Ca me terrifie de porter des mini jupes, parce que je me trouve grosse, ou que ca fait vulgaire, ou que j'ai les genoux cagneux ? Alors je me force à en porter, et pas qu'une fois. Je me force à en porter jusqu'à ce que ce soit agréable. Jusqu'à ce que je sente, dans mon corps, qu'avec ou sans jupe, ca ne change rien, qu'il n'y a pas d'enjeu, que le monde ne s'écroule pas parce que j'ai mis une mini jupe, un pantalon en skai ou une cravate verte.
C'est désagréable, c'est terrifiant tant qu'on ne s'y colle pas, mais le but c'est de sortir de notre système fermé sur nous même, de dézoomer de notre putain de grille d'interprétation pour découvrir l'expérience, plutôt que son interprétation.
Perso, je suis en cours de dézoomage. Régulièrement je rezoome, et 99 fois sur 100 c'est parce que je me suis laissée allée (complaisance) à mon apitoiement. L'apitoiement et la complaisance sont vraiment les forces actives de notre autocontemplation. Je suis au départ à un haut degré d'autocontemplation, je crois que vous avez pas idée; j'ai tenté de me forcer à ne plus être aussi coincée que je l'étias dans mon autocontemplation, mais ca ne tient pas. Au moindre choc, au moindre évènement, je cours m'y réfugier.
Je crois que le seul moyen, c'est de s'attaquer de manière systématique à son apitoiement et sa complaisance.
Et ca commence par accepter de vivre et d'exprimer nos émotions, surtout celles qui n'arrange pas l'image qu'on a de nous. Les vivre, mais sans en faire toute une dramaturgie, comme tu l'écris si bien Renaud, et en tant que petite fille de slave, la dramaturgie, ca me connait. Mais la dramaturgie molle, la dramaturgie qui fait que quand même, on reste normal.
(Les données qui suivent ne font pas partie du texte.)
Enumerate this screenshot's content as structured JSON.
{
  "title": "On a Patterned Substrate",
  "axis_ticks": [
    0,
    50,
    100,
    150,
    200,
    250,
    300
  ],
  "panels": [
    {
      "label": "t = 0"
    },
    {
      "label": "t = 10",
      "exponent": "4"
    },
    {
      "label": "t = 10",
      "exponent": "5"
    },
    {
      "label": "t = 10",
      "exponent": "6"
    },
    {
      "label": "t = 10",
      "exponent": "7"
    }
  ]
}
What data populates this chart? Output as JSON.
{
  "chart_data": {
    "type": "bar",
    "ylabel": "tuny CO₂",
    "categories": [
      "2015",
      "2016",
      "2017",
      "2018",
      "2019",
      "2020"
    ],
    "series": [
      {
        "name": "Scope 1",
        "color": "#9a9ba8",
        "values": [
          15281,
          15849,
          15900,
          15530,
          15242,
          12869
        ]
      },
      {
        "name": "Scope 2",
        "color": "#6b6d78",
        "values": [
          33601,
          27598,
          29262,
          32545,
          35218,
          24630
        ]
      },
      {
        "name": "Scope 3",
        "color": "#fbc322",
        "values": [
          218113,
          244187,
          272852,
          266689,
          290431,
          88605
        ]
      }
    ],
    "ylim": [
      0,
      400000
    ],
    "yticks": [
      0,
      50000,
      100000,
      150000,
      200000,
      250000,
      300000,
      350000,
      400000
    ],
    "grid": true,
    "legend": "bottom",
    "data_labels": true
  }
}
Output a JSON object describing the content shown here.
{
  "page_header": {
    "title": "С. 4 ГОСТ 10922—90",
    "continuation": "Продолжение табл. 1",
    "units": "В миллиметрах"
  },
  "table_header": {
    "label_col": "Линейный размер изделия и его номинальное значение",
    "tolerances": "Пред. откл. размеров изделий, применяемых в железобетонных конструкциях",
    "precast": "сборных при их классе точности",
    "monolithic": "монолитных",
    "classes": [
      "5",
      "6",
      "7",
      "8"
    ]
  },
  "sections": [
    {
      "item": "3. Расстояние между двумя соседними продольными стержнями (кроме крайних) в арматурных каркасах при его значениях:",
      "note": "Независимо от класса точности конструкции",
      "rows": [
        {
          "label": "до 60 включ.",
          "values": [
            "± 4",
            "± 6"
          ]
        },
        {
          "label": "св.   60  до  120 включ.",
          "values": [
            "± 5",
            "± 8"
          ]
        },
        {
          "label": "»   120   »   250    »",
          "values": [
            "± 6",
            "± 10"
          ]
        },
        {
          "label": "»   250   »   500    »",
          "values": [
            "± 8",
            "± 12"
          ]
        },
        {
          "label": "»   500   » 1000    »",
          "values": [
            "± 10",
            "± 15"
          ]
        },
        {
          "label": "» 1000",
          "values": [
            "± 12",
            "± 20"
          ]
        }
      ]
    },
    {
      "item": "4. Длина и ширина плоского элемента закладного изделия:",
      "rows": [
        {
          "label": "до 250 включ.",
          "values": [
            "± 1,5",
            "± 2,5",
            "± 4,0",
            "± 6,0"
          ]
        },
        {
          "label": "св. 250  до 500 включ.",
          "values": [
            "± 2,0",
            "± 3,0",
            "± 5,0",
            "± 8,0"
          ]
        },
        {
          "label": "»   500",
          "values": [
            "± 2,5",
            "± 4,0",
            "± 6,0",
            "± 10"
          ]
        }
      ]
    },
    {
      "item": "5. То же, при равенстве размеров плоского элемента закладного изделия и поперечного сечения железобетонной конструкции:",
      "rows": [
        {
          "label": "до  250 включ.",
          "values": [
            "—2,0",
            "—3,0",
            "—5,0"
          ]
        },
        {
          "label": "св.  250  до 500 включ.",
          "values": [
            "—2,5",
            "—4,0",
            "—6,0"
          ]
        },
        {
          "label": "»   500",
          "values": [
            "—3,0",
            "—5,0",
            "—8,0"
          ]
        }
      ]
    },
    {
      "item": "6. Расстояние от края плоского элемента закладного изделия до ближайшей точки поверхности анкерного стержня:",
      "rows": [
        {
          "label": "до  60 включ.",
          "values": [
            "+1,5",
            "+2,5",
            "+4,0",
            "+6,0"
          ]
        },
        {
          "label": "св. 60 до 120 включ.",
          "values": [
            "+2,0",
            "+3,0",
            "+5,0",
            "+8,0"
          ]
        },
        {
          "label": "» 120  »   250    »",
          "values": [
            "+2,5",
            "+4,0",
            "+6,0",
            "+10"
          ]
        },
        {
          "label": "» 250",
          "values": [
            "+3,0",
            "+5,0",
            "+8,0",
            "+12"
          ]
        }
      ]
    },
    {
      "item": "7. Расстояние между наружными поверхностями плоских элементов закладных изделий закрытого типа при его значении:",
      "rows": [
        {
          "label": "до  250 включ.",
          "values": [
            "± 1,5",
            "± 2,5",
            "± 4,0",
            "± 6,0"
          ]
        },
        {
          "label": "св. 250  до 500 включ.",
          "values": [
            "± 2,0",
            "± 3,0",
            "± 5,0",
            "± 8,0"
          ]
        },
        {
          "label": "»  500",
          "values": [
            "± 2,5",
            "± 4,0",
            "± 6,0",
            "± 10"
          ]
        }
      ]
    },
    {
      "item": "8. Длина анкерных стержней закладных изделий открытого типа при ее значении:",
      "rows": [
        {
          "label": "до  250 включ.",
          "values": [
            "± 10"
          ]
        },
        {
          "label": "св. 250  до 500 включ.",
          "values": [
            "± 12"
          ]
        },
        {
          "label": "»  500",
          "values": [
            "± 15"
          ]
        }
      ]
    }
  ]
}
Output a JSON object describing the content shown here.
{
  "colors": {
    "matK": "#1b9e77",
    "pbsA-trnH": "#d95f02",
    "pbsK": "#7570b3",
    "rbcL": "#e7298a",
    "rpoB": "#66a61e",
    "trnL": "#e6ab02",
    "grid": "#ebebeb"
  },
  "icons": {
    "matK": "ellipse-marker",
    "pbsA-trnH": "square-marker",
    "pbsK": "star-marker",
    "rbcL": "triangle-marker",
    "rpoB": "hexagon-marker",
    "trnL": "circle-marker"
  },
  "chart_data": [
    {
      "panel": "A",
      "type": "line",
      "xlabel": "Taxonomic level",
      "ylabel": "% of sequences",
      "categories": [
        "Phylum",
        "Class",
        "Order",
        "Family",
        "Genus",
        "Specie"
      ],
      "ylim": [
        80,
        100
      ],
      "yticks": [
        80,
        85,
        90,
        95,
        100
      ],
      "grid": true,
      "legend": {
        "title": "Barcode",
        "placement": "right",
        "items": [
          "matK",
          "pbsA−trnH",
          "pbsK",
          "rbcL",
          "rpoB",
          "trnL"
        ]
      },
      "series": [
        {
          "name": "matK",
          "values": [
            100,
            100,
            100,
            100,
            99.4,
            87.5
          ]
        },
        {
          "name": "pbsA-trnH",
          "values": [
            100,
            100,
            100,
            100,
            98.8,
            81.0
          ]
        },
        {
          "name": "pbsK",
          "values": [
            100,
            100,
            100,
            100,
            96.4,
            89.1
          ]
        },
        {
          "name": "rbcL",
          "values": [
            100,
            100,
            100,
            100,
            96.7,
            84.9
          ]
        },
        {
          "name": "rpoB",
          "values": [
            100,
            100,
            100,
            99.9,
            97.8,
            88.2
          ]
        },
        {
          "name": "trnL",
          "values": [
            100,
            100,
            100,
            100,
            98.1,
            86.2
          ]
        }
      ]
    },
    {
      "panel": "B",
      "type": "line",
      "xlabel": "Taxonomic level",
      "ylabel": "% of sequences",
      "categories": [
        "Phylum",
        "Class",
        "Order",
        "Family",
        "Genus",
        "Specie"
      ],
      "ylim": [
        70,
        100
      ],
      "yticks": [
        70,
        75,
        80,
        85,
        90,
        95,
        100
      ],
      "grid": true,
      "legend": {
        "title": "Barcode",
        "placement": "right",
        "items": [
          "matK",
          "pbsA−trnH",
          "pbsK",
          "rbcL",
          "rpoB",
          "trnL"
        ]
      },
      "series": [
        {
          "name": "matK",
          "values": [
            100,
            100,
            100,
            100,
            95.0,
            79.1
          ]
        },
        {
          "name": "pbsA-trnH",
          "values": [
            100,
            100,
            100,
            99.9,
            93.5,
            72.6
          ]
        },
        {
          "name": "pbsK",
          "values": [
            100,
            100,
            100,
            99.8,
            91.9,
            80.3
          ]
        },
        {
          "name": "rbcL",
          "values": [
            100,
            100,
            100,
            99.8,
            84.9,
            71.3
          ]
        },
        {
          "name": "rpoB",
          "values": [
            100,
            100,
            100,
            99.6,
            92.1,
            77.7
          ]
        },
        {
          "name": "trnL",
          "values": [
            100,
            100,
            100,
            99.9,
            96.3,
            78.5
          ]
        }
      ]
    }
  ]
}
Ah oui, parce qu'il faut capter ça. La complaisance, l'apitoiement et l'autocontemplation sont devenus la norme. Observez les gens autour de vous, vous verrez que la seule préoccupation de tout un chacun, c'est lui même, que tout le monde passe son temps à s'apitoyer, à subir sa vie, et à se complaire dans sa médiocrité ou sa recherce de victoire.
Donc sortir de ce système fermé, sortir de l'autocontemplation, de la suffisance et de la complaisance, ça veut dire ne plus être normal.
Je vous laisse réfléchir à ce que ca implique, de ne plus être normal.
Merci encore pour cet article, ca remet les pendules à l'heure !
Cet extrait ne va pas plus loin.